Posted in * Culture-Watch, Music

12 comments on “Luciano Pavarotti RIP

  1. Sherri says:

    Oh! I am so sorry to read this first thing! I had read yesterday that he was much worse. What a loss to the world.

  2. KevinBabb says:

    I only heard Pavarotti live once, in the early 80s, when I was an undergraduate at the University of Illinois. I don’t expect ever to hear that type of voice again in person on this side of the veil.

  3. Judith L says:

    My fave forever. May he rest in peace.

  4. midwestnorwegian says:

    He performed at the U of Tennessee-Knoxville when I was in grad school there. He had 25,000 of us “eating out of his hand” in a basketball arena! Many of us were horrified when we arrived at the arena to find them selling concessions. The first thing Luciano did when he came out to perform was take a huge breath and say “Ah…I love the smell of popcorn”. The event planners presented him with a giant plastic trash bag full of popped popcorn at the end of the concert, and the newspaper published the next day claimed he took the popcorn on the plane with him! As a musician and as a human being, I am going to miss this man. He inspired me to realize one of my childhood dreams – sing on stage in opera. My heart is selfishly heavy this morning. Brava Luciano!

  5. evan miller says:

    On my way back from lunch, I was listening to a retrospective/tribute to him on NPR’s “Performance Today.” When they played a recording of him singing the well know piece from “Madame Butterfly,” I could picture him clearly and was quite surprised to feel a constricting of the chest, catch in my throat, and tears well up. Extraordinary. He was a real treasure.

  6. Reason and Revelation says:

    The best that ever lived. #4, I believe that would be “bravO…”

    I love how he had that slightly unschooled, absolutely natural gift. You just can’t teach that.

  7. Reactionary says:

    May God bless and keep the soul of His servant, Luciano.

  8. midwestnorwegian says:

    #6 – absolutely right. Typing too fast this morning.
    Bravo for men
    Brava for women
    Brava (or Bravo) for R&R;- whichever your gender!

  9. Paula Loughlin says:

    May his soul and the souls of all the faithful departed by the mercy of God, rest in peace.

  10. BCP28 says:

    As a conductor, I am refraining from sharing all of the stories I have heard over the years! The man’s appetites were legendary…

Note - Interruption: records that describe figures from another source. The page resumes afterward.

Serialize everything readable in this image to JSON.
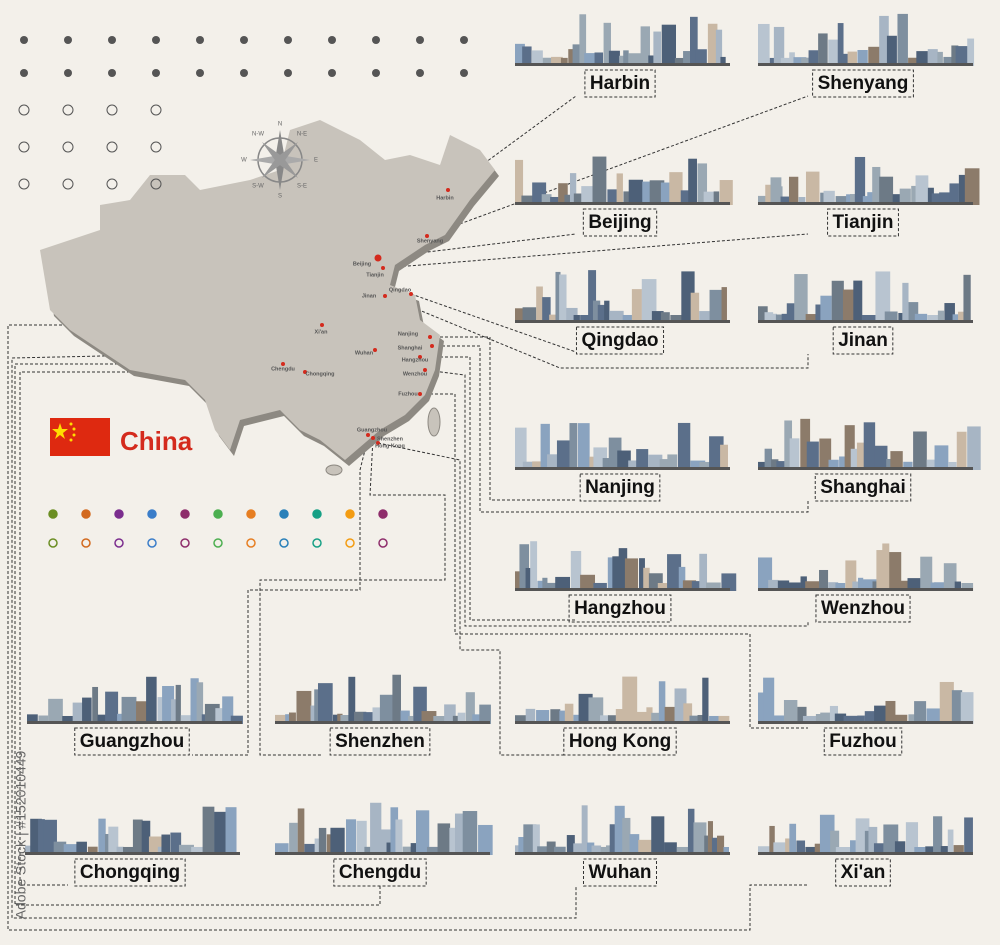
{
  "map": {
    "country": "China",
    "compass": [
      "N",
      "N-E",
      "E",
      "S-E",
      "S",
      "S-W",
      "W",
      "N-W"
    ],
    "cities": [
      "Harbin",
      "Shenyang",
      "Beijing",
      "Tianjin",
      "Qingdao",
      "Jinan",
      "Xi'an",
      "Nanjing",
      "Shanghai",
      "Wuhan",
      "Hangzhou",
      "Chengdu",
      "Chongqing",
      "Wenzhou",
      "Fuzhou",
      "Guangzhou",
      "Shenzhen",
      "Hong Kong"
    ]
  },
  "skylines": [
    "Harbin",
    "Shenyang",
    "Beijing",
    "Tianjin",
    "Qingdao",
    "Jinan",
    "Nanjing",
    "Shanghai",
    "Hangzhou",
    "Wenzhou",
    "Guangzhou",
    "Shenzhen",
    "Hong Kong",
    "Fuzhou",
    "Chongqing",
    "Chengdu",
    "Wuhan",
    "Xi'an"
  ],
  "watermark": "Adobe Stock | #152010449"
}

    What a voice though. Simply amazing to listen to in its radiance and his natural musicianship. I never liked and respected him the way I do Domingo, but my word, what a loss.

    Randall

  11. libraryjim says:

    I’ve never cared much for opera or opratic-style music, but his was definately a “talent on loan from God”. He did a lot to break down the walls between operatic pieces and the ‘common folk’. He will be missed down here.

  12. Sidney says:

    So, he left his wife of 3 decades to live with a twentysomething hottie. How lovely.

    As usual, powerful men can get away with anything.